To skip certification entirely:
use ic_http_certification::cel::{CelExpression, DefaultCelExpression};
let cel_expr = CelExpression::Default(DefaultCelExpression::Skip);
This will produce the following CEL expression:
default_certification (
ValidationArgs {
no_certification: Empty {}
}
)
Skipping certification may seem counter-intuitive at first, but it is not always possible to certify a request and response pair. For example, a canister method that will return different data for every user cannot be easily certified.
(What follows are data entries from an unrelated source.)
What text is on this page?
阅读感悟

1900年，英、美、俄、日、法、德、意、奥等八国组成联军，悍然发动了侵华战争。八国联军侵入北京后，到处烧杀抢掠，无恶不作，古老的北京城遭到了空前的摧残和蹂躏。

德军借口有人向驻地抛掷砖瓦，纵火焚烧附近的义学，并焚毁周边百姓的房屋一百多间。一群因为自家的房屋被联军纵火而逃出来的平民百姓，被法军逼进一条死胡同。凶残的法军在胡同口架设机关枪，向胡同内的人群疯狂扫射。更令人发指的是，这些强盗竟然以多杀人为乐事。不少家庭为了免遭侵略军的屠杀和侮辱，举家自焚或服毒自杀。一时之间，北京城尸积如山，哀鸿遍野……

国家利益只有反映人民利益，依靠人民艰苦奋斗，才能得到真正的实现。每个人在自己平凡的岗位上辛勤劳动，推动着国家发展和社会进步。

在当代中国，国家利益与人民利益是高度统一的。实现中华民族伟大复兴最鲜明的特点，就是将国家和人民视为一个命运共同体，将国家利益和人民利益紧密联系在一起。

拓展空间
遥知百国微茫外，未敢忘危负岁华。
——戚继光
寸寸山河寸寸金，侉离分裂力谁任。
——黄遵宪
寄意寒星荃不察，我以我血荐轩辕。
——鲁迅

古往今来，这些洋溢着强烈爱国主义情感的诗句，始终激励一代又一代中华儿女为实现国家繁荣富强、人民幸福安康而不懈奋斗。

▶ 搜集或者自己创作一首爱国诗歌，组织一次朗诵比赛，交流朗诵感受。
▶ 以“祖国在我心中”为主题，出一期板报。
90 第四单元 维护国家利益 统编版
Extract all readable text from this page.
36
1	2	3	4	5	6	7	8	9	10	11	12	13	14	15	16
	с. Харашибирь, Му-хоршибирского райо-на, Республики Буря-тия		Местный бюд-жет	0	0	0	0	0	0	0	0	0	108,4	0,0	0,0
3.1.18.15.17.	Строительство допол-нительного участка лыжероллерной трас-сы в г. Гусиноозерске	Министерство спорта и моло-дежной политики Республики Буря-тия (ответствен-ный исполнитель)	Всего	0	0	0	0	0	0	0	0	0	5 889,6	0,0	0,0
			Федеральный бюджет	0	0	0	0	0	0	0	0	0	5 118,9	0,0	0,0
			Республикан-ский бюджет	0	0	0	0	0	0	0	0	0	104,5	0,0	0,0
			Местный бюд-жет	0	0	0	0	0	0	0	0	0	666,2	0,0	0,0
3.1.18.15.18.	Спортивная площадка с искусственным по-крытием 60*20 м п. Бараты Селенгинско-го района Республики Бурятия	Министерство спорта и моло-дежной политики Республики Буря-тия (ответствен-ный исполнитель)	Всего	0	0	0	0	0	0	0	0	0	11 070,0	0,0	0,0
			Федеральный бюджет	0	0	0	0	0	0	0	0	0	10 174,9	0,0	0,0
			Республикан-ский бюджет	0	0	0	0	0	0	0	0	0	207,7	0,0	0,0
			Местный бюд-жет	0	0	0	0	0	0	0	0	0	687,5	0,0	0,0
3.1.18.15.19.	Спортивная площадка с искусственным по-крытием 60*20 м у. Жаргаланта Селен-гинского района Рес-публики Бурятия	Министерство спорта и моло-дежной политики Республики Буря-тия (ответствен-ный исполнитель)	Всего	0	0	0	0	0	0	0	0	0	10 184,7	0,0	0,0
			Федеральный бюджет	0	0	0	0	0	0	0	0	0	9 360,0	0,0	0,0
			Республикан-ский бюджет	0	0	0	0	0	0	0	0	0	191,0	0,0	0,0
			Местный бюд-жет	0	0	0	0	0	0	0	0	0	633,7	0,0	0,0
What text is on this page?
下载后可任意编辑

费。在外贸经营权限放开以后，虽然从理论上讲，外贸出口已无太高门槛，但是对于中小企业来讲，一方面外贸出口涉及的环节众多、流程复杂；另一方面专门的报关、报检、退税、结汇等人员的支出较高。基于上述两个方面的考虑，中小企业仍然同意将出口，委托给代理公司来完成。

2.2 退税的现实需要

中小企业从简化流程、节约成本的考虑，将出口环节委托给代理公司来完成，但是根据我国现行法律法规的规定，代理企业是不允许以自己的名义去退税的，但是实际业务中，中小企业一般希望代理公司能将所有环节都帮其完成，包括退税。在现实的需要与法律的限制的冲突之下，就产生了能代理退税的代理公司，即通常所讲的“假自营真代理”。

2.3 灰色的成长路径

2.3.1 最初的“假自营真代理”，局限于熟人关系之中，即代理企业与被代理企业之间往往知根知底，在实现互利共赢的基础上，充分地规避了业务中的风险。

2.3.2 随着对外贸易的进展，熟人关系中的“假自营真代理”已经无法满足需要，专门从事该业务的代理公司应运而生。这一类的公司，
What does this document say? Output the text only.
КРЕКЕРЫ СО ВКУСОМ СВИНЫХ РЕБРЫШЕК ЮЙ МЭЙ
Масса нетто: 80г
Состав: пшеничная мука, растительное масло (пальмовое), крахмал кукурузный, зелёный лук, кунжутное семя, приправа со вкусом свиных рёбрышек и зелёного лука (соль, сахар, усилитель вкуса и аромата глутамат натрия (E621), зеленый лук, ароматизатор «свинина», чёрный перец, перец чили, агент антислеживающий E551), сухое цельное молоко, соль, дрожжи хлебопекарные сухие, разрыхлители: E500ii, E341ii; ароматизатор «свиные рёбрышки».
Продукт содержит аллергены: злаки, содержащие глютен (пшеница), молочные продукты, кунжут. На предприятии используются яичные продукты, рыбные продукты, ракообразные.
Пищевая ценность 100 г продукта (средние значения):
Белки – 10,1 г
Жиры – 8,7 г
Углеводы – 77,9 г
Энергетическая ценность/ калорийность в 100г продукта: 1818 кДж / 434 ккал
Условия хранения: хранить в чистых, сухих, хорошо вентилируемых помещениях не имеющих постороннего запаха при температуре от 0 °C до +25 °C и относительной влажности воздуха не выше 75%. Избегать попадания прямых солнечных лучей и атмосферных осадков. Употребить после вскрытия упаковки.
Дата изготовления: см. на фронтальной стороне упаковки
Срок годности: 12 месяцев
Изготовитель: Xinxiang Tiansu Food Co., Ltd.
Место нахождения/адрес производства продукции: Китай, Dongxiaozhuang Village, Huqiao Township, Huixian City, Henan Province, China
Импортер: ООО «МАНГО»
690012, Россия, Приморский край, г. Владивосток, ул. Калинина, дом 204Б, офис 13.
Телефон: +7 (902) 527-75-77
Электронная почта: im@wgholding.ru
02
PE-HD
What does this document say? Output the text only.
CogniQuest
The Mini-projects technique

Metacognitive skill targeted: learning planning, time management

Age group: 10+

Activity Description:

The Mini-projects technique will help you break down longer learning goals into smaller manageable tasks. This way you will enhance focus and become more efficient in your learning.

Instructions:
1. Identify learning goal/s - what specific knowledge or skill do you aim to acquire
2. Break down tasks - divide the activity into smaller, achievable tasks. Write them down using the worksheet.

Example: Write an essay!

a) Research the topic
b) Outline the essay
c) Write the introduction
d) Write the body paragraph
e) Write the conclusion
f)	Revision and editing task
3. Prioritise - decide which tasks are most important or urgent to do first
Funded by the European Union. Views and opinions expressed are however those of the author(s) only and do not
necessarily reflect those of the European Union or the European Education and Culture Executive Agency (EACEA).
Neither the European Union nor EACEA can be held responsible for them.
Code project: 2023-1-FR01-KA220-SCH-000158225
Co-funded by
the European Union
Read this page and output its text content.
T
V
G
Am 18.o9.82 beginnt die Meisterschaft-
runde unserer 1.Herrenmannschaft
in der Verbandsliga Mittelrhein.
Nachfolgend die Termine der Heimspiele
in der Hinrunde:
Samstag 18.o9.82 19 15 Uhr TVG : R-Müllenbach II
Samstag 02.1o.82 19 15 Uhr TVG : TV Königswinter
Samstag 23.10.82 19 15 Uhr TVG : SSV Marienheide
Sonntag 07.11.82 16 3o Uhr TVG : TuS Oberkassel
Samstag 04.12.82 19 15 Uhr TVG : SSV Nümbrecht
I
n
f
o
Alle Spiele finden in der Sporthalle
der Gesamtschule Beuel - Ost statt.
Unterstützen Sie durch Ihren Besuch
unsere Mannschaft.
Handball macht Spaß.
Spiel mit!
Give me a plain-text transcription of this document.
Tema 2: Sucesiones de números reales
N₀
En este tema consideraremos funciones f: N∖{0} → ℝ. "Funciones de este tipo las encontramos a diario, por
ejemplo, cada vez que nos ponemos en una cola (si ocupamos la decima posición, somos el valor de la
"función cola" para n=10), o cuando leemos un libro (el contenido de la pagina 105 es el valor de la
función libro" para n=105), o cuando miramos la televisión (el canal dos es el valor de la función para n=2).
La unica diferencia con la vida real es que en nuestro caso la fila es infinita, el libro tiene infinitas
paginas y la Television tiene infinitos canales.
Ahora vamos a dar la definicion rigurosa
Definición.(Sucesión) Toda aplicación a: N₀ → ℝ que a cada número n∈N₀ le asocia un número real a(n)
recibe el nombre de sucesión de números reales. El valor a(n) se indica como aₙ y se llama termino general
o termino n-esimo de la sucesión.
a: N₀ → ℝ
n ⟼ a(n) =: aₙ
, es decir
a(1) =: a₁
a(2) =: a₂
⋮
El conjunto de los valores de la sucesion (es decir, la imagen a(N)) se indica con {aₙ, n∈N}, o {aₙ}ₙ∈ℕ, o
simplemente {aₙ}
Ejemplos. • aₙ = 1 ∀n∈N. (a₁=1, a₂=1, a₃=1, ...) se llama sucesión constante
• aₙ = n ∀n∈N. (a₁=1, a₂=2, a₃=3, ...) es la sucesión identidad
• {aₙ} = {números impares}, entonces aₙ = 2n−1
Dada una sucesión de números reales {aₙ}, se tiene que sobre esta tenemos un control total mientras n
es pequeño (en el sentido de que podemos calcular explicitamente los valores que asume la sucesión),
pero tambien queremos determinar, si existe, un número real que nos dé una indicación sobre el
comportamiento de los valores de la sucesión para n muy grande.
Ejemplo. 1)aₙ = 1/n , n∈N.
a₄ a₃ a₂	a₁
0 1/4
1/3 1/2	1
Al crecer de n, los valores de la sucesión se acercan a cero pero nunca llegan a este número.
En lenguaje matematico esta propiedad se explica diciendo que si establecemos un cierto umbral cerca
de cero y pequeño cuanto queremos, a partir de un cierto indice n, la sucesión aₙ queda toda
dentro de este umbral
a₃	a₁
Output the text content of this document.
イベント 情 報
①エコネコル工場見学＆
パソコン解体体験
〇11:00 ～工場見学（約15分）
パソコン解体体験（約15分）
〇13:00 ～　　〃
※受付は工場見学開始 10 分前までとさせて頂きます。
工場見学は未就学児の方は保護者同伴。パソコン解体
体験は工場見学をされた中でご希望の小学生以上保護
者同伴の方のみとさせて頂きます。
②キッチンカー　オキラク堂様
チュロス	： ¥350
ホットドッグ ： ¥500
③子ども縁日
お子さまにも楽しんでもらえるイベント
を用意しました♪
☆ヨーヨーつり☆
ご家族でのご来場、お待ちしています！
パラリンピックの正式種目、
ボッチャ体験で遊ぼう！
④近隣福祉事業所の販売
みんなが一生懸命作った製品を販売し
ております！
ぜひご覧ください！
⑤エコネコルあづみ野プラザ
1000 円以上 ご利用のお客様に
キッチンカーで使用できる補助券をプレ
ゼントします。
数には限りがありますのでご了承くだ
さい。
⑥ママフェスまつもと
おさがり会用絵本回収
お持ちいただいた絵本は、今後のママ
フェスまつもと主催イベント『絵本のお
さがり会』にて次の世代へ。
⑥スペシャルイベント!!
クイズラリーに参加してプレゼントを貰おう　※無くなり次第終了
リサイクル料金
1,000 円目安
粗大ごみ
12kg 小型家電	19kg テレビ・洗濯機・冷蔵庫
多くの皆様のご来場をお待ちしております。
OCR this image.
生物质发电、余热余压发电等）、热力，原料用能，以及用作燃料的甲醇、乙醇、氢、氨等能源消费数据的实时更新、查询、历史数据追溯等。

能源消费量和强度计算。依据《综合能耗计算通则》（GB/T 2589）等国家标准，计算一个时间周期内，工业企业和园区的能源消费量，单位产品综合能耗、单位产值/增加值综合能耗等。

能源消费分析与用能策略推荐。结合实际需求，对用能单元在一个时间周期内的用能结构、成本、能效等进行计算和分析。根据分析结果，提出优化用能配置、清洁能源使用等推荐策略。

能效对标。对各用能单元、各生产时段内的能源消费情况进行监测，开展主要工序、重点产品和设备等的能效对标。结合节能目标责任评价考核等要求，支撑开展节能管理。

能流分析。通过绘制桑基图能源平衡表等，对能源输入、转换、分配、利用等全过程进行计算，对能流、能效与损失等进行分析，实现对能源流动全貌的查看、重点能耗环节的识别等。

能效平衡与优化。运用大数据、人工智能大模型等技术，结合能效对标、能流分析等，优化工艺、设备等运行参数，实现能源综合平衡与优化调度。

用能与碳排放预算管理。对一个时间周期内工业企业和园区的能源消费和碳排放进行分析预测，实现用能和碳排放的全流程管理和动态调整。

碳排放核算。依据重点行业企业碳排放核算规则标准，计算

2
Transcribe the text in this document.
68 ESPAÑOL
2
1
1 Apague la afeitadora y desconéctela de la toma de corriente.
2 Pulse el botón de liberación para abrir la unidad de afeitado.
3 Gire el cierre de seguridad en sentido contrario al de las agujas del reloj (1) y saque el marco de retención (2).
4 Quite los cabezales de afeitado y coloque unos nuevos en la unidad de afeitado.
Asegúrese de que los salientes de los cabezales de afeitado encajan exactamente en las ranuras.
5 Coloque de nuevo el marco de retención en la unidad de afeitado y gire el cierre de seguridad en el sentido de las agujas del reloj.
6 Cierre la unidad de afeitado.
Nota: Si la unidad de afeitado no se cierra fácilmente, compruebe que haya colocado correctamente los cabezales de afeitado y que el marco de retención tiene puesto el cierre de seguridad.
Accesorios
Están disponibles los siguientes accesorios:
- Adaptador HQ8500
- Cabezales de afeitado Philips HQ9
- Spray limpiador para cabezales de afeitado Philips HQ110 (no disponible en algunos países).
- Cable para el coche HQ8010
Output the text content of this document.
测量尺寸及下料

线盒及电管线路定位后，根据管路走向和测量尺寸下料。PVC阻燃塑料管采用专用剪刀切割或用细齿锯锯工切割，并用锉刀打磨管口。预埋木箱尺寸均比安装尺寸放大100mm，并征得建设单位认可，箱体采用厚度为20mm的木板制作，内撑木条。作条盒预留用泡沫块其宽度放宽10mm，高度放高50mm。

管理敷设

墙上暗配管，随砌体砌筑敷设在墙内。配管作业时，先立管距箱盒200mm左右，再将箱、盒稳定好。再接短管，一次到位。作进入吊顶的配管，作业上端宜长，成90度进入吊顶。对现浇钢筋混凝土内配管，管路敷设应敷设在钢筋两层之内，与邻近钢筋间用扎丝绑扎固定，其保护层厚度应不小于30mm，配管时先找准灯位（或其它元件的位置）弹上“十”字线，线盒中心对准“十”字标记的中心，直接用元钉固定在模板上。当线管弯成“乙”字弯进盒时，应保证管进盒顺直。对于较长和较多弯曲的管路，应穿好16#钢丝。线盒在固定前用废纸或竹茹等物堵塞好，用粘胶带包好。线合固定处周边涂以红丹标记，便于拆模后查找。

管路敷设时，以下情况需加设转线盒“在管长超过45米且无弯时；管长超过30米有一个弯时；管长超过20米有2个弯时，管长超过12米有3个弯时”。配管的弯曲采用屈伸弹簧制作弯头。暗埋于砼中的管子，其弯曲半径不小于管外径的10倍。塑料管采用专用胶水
Typically these requests have been routed through raw
Internet Computer URLs in the past, but this is dangerous because raw
URLs allow any responding replica to decide whether or not certification is required. In contrast, by skipping certification using the above method with a non-raw
URL, a replica will no longer be able to decide whether or not certification is required and instead this decision will be made by the canister itself and the result will go through consensus.